One reason Sarepta’s main clinical trial involved only 12 boys was apparently that the company lacked the ability to manufacture more when it started out.
A competitor, GlaxoSmithKline, which was developing a similar drug, did a randomized trial involving 186 boys, one third of whom were given a placebo. (That drug, now owned by BioMarin Pharmaceutical, did not prove effective in that study and failed to win F.D.A. approval.)
The F.D.A. strongly urged Sarepta to do a larger study with a placebo control to better determine whether the drug worked.
But the company, based in Cambridge, Mass., argued that it would be unethical and impractical to do so, since early hints of effectiveness meant that parents would no longer enroll their sons in a trial where they might not get the drug.
Instead, Sarepta compared the data from the 12 boys treated with eteplirsen to historical data from patients in Italy and Belgium who were as closely matched as possible in disease characteristics.

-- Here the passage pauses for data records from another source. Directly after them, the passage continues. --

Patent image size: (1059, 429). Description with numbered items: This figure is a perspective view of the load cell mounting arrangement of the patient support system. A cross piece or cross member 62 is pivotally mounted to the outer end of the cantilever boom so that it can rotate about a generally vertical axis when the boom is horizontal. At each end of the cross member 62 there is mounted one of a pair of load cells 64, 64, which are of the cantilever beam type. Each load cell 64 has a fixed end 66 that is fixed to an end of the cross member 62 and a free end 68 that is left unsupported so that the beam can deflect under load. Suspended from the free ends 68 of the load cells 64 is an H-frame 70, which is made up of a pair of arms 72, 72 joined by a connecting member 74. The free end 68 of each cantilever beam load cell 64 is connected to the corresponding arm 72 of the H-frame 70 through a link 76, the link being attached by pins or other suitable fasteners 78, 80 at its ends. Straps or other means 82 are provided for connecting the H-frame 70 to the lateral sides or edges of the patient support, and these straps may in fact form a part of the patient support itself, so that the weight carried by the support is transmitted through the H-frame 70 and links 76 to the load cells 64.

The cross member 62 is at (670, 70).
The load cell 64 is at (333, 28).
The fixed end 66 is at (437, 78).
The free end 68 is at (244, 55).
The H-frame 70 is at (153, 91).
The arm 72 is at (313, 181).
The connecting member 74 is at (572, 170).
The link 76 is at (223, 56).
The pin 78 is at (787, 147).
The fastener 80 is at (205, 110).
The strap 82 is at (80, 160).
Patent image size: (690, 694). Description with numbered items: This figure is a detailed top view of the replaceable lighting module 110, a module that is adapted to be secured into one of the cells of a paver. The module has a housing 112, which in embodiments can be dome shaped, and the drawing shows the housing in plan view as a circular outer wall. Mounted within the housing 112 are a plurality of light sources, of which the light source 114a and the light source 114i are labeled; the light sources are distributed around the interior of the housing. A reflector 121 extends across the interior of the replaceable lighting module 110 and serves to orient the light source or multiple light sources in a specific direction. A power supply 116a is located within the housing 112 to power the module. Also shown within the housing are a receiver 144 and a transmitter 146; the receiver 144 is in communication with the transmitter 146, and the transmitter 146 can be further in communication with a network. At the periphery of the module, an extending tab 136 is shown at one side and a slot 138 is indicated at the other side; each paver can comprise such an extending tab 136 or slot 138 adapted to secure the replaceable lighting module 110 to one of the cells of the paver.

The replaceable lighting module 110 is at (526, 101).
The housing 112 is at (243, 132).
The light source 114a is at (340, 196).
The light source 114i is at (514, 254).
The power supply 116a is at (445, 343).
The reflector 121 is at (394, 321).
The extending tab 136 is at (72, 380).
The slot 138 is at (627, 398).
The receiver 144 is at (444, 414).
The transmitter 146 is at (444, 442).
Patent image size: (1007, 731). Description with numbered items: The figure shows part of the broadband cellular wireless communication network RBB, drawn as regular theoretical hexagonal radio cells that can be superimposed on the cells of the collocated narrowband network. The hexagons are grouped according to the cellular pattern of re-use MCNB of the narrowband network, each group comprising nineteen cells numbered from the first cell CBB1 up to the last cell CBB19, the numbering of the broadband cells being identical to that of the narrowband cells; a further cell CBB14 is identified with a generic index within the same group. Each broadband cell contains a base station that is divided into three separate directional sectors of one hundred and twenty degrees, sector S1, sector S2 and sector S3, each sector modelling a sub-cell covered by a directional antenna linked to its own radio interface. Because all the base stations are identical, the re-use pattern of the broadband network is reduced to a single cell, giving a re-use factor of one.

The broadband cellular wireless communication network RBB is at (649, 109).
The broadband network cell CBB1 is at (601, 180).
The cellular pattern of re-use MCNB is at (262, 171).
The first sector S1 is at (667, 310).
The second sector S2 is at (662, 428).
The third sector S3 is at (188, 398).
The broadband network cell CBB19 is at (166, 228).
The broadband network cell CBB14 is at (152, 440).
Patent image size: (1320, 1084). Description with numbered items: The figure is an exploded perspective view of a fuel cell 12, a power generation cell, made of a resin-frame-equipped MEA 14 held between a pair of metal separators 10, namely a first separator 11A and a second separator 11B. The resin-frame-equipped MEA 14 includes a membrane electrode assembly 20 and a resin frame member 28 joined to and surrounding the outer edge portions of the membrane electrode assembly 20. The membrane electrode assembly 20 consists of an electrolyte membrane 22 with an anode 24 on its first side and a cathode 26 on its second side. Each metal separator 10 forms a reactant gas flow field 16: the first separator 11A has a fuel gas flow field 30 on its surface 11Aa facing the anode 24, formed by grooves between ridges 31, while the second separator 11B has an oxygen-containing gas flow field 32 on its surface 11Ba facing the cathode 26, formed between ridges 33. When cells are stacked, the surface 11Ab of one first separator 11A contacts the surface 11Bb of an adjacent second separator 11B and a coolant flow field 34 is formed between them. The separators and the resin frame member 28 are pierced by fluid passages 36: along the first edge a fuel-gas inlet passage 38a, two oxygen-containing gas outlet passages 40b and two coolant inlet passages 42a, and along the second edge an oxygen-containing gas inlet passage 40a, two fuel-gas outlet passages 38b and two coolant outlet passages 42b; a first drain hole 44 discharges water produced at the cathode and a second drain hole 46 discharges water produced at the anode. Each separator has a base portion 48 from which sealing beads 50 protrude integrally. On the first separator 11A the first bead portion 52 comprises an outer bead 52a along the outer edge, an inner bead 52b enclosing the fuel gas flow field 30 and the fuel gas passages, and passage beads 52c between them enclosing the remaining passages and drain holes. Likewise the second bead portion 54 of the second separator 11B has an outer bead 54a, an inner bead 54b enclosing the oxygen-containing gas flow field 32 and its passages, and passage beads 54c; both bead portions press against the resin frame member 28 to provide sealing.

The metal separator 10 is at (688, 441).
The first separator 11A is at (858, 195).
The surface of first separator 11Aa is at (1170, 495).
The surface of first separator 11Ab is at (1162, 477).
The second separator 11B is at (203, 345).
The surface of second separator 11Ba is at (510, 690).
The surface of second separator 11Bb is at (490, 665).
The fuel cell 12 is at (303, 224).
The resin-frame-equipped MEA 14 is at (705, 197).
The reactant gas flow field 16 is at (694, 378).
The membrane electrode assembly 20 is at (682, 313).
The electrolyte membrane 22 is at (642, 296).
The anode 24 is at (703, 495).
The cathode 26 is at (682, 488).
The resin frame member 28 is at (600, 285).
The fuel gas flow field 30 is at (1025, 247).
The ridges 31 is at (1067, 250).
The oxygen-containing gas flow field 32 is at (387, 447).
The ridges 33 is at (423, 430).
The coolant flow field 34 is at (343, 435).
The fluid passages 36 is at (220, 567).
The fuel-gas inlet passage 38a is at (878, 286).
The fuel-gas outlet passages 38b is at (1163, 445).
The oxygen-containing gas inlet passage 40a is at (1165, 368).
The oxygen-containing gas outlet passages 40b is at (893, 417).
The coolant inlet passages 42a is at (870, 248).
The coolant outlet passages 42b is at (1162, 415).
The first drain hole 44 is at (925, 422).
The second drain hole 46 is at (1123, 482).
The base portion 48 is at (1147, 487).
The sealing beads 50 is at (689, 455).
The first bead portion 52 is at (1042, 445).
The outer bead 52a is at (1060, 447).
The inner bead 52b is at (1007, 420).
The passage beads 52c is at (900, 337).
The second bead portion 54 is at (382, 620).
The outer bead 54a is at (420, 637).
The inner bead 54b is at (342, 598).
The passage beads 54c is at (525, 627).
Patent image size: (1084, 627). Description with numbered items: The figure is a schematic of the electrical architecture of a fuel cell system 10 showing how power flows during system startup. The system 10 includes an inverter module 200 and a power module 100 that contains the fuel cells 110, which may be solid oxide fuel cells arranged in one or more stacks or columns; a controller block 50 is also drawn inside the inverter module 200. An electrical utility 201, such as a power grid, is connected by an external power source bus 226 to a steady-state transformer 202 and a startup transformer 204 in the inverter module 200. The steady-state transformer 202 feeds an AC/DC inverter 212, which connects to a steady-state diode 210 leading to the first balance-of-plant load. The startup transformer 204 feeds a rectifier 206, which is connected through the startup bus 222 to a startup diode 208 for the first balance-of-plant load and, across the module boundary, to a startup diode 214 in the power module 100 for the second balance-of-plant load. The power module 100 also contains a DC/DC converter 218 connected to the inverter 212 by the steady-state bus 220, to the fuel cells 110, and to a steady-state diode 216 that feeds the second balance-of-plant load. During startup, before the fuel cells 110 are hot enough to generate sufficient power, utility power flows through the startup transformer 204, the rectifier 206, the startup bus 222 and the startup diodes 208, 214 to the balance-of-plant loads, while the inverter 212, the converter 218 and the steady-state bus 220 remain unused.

The main measure was how far the boys could walk in six minutes. After four years of weekly infusions of eteplirsen, the boys in Sarepta’s study could walk on average 162 meters further — almost two football fields — than the boys in Italy and Belgium. Ten of the 12 boys on the drug were still able to walk after four years, versus only three of 13 in the control group.
“Fifteen-year-old boys like Billy don’t maintain ambulation by accident,” Dr. Jerry Mendell, director of the center for gene therapy at Nationwide Children’s Hospital in Columbus and lead investigator in Sarepta’s study, told the committee, after showing a video of one 15-year-old on the drug.
The F.D.A. staff, however, said that comparisons to historical data can be misleading. There have been many cases, it said, in which drugs or medical devices looked good compared with historical data but were not effective in a randomized trial against a placebo.
The F.D.A. staff said the walking ability of the boys treated with eteplirsen was within the range of natural variation for that disease and did not show the drug worked. It also said that it was uncertain whether the drug led to increased dystrophin production, but even if it did, the boys still had only about 1 percent of normal levels, an amount unlikely to be beneficial.
Trading in shares of Sarepta was halted throughout the day.
Patients have long pressed for approval of drugs that the F.D.A. found only marginally effective, if at all. Critics say that approving drugs that do not really work is offering false hope to patients and removing an incentive for drug companies to develop better products.
But patient input has now been intensifying. This is partly because of social media, which makes it easier for patients to organize. In addition, the F.D.A., in response to a 2012 law, has become more systematic in considering patient input. It has been meeting with patients with different diseases and working to evaluate drugs partly based on outcomes that patients say are meaningful to them, not just those specified by the drug company.